Cut in rapid succession between 1978 and 1980, the trio of recordings making up The First Quartet certainly chronicle Abercrombie’s rise from a solo and collaborative performer for ECM, the Munich-based label that came to define a heavily impressionistic slant on what was then contemporary jazz (the package is the latest in the label’s Old and New Masters series). The band Abercrombie assembled came initially from established affiliations with bassist George Mraz and drummer Peter Donald. Later came the addition of esteemed pianist Richie Beirach, who the guitarist met upon moving to New York.
But The First Quartet also serves an extraordinary dual purpose. First, for those unfamiliar with Abercrombie or even to the ECM sound as it existed 35-plus years ago, this set is an ideal primer. The musicianship’s overall scope is light and lyrical but spacious in a way that unites elements of fusion and even chamber music. Upon first listen, Abercrombie’s guitar tone is atmospheric enough to recall Pat Metheny’s early records. The comparison is further underscored by the way Abercrombie locks into ballet-like exchanges with Beirach (whose ECM records as a leader are equally deserving of an Old and New Masters treatment) and the way the latter, in turn, buoys his more melodic phrasing to the rhythm section. But where Metheny (who also recorded for ECM at the time) was more fusion based, this music from Abercrombie shifted between echoes of bop and rich yet lightly accented ensemble orchestration.

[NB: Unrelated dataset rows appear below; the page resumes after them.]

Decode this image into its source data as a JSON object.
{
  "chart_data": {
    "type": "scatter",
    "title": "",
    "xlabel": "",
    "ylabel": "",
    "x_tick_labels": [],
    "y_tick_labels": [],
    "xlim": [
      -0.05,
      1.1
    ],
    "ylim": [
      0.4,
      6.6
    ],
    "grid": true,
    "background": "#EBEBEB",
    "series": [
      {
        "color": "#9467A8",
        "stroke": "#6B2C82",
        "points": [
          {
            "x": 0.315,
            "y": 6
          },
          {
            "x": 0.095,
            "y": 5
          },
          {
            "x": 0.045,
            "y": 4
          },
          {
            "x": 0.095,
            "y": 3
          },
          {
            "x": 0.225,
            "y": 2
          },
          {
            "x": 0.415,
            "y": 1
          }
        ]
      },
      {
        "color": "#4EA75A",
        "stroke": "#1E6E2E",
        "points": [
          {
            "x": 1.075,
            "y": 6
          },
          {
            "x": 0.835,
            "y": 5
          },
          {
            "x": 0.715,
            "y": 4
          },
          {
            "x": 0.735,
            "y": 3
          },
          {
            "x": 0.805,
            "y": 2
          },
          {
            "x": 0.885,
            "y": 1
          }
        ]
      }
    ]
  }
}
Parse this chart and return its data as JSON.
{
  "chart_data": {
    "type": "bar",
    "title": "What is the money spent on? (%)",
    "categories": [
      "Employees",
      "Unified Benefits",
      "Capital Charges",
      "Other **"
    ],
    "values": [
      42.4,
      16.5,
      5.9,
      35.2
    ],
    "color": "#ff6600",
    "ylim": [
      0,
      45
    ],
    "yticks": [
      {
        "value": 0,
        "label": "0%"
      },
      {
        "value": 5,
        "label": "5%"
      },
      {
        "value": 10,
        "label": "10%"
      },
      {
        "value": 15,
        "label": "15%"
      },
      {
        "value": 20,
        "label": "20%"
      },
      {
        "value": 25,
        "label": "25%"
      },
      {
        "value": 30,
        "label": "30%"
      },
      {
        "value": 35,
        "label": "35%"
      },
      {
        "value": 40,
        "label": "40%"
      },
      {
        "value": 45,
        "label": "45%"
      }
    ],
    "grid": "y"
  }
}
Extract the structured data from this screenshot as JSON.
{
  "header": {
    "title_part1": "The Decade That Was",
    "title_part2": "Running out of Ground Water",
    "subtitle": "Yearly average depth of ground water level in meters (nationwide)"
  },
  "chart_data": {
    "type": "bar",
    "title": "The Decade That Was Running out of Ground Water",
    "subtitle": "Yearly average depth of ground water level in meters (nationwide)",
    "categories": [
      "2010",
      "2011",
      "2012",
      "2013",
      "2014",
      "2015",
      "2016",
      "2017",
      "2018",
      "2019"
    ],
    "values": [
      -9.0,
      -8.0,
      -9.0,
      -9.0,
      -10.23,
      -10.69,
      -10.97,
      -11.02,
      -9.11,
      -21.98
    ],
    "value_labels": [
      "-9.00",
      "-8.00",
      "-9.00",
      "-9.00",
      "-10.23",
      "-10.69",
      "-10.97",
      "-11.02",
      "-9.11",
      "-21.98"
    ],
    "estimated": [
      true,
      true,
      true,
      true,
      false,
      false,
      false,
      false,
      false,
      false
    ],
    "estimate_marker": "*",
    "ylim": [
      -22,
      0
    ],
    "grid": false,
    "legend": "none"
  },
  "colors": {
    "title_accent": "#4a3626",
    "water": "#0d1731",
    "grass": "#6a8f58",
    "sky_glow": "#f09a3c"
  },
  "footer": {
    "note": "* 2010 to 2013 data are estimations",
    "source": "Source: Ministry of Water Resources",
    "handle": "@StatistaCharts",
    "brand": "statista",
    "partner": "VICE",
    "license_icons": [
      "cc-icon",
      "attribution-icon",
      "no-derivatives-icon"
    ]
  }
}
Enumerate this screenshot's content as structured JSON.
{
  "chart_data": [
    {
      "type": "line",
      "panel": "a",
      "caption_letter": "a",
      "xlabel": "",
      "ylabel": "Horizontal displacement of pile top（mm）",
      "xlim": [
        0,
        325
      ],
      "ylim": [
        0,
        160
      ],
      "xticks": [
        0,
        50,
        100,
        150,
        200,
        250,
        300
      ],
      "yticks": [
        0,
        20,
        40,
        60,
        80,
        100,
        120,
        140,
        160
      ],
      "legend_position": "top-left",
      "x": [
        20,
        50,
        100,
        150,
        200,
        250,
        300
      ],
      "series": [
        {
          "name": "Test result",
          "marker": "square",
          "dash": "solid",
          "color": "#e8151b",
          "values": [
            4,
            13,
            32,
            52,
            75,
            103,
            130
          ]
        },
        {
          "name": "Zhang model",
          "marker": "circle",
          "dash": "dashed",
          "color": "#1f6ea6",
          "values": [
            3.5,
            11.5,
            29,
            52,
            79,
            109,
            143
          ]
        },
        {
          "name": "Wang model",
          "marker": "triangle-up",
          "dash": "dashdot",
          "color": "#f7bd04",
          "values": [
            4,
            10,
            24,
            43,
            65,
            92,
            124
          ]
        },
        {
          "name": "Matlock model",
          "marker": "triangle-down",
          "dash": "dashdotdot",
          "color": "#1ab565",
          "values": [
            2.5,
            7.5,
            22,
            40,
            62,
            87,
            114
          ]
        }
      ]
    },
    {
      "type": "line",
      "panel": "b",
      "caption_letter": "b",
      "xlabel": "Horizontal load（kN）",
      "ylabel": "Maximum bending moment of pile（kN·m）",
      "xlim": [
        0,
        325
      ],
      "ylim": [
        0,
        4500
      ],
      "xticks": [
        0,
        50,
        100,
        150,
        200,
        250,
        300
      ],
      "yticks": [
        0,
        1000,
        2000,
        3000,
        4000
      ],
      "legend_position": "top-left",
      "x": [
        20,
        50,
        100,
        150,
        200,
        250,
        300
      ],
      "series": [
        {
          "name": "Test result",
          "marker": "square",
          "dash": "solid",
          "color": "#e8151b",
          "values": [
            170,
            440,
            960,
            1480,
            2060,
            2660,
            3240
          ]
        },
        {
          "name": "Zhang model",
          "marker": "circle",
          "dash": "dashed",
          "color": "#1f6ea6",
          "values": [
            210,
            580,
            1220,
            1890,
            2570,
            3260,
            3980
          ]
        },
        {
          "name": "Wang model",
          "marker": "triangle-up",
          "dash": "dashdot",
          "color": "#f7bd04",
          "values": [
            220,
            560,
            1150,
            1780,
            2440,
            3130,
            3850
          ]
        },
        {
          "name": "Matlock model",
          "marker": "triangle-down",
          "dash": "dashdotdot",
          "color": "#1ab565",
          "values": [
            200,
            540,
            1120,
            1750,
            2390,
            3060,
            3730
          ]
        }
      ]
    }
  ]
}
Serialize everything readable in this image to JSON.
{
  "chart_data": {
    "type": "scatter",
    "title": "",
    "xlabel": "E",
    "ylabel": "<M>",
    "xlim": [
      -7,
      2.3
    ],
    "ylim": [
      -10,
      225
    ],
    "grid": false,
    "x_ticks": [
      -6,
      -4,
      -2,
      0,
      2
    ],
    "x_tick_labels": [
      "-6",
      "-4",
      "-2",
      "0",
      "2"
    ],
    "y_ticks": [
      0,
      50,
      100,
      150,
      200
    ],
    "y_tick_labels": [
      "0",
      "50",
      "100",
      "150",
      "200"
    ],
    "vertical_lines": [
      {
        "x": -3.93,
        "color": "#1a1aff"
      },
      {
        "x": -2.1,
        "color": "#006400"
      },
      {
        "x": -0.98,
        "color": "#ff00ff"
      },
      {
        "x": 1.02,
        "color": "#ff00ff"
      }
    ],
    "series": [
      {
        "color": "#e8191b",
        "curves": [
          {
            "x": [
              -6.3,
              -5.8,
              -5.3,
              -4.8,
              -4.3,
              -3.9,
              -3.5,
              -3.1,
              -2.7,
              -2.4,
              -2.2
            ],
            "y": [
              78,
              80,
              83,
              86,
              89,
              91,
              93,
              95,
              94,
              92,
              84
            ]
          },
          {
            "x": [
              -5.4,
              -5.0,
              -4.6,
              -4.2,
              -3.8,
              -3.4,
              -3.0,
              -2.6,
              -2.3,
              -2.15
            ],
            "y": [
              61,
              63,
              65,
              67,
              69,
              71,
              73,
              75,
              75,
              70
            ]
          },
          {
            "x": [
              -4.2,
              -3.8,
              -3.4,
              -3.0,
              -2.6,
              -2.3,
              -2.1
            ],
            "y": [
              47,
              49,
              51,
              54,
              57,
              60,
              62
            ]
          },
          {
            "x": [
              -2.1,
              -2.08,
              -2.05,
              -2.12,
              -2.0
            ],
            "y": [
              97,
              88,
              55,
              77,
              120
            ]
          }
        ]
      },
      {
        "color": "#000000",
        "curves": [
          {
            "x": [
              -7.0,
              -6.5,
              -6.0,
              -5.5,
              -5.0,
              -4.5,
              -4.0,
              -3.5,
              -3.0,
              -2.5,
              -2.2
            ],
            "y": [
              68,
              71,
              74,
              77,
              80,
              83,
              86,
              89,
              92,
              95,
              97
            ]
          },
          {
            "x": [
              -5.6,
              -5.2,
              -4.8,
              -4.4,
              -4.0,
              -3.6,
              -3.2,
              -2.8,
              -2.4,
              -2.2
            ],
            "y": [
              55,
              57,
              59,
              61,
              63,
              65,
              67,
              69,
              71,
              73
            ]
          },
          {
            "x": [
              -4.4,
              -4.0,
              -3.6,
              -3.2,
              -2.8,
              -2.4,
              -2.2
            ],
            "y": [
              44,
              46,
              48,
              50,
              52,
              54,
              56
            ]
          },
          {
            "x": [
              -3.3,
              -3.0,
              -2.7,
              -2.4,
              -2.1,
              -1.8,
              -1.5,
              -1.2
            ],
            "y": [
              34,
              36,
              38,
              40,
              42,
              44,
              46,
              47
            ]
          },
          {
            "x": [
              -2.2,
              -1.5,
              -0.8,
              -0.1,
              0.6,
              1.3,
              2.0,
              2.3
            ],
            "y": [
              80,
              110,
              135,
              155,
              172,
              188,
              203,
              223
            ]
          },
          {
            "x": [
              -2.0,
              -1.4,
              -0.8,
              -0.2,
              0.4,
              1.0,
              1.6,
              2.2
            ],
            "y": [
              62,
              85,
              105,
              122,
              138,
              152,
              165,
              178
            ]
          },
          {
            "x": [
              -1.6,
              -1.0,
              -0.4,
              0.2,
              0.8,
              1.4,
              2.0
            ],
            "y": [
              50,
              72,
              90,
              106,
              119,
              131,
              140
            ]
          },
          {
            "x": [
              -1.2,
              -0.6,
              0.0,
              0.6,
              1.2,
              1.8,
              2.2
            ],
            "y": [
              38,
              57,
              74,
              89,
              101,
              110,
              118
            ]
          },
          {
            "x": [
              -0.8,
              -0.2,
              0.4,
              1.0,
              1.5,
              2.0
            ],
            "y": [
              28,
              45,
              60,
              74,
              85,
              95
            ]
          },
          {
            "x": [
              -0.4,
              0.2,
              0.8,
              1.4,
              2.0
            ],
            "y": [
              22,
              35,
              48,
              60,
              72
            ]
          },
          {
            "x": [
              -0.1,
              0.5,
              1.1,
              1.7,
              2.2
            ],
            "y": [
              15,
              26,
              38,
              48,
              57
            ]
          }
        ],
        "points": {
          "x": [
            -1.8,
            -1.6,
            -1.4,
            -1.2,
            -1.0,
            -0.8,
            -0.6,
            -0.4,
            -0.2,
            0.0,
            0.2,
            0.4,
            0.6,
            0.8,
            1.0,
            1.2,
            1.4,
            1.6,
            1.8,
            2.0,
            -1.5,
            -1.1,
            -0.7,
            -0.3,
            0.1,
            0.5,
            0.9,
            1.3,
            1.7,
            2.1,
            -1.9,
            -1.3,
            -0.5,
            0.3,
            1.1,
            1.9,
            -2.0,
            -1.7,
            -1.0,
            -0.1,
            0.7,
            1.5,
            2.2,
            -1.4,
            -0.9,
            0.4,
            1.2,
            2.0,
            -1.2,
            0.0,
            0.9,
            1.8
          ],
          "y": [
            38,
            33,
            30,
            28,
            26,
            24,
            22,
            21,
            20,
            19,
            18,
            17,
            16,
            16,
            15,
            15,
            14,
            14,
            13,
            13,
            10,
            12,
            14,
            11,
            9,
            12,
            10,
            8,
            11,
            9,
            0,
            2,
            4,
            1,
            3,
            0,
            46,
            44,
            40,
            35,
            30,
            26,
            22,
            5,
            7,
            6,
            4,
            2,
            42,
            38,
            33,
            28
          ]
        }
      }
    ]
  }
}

The other big achievement of The First Quartet will appeal to longtime Abercrombie fans. None of the set’s recordings – Arcade (1979), Abercrombie Quartet (1980) and M (1981) – have previously received a domestic release on compact disc (Arcade was available briefly as a Japanese import). They have been out of print completely for years, so hearing them again on CD is a bit of an occasion.
None of the music sounds at all dated– a testament to ECM founder Manfred Eicher’s crystalline production as well as to the entire design of the compositions, from the mysterious bounce on Arcade’s title tune to the light but restless swing of Stray (from Abercrombie Quartet) to Beirach’s gorgeously plaintive set up for Abercrombie’s darting guitar chatter on the M finale song Pebbles.
It all makes The First Quartet an enticing welcome to novice fans as well as a series of brilliant missing chapters for diehards. Either way, the music it contains is nothing short of enchanting.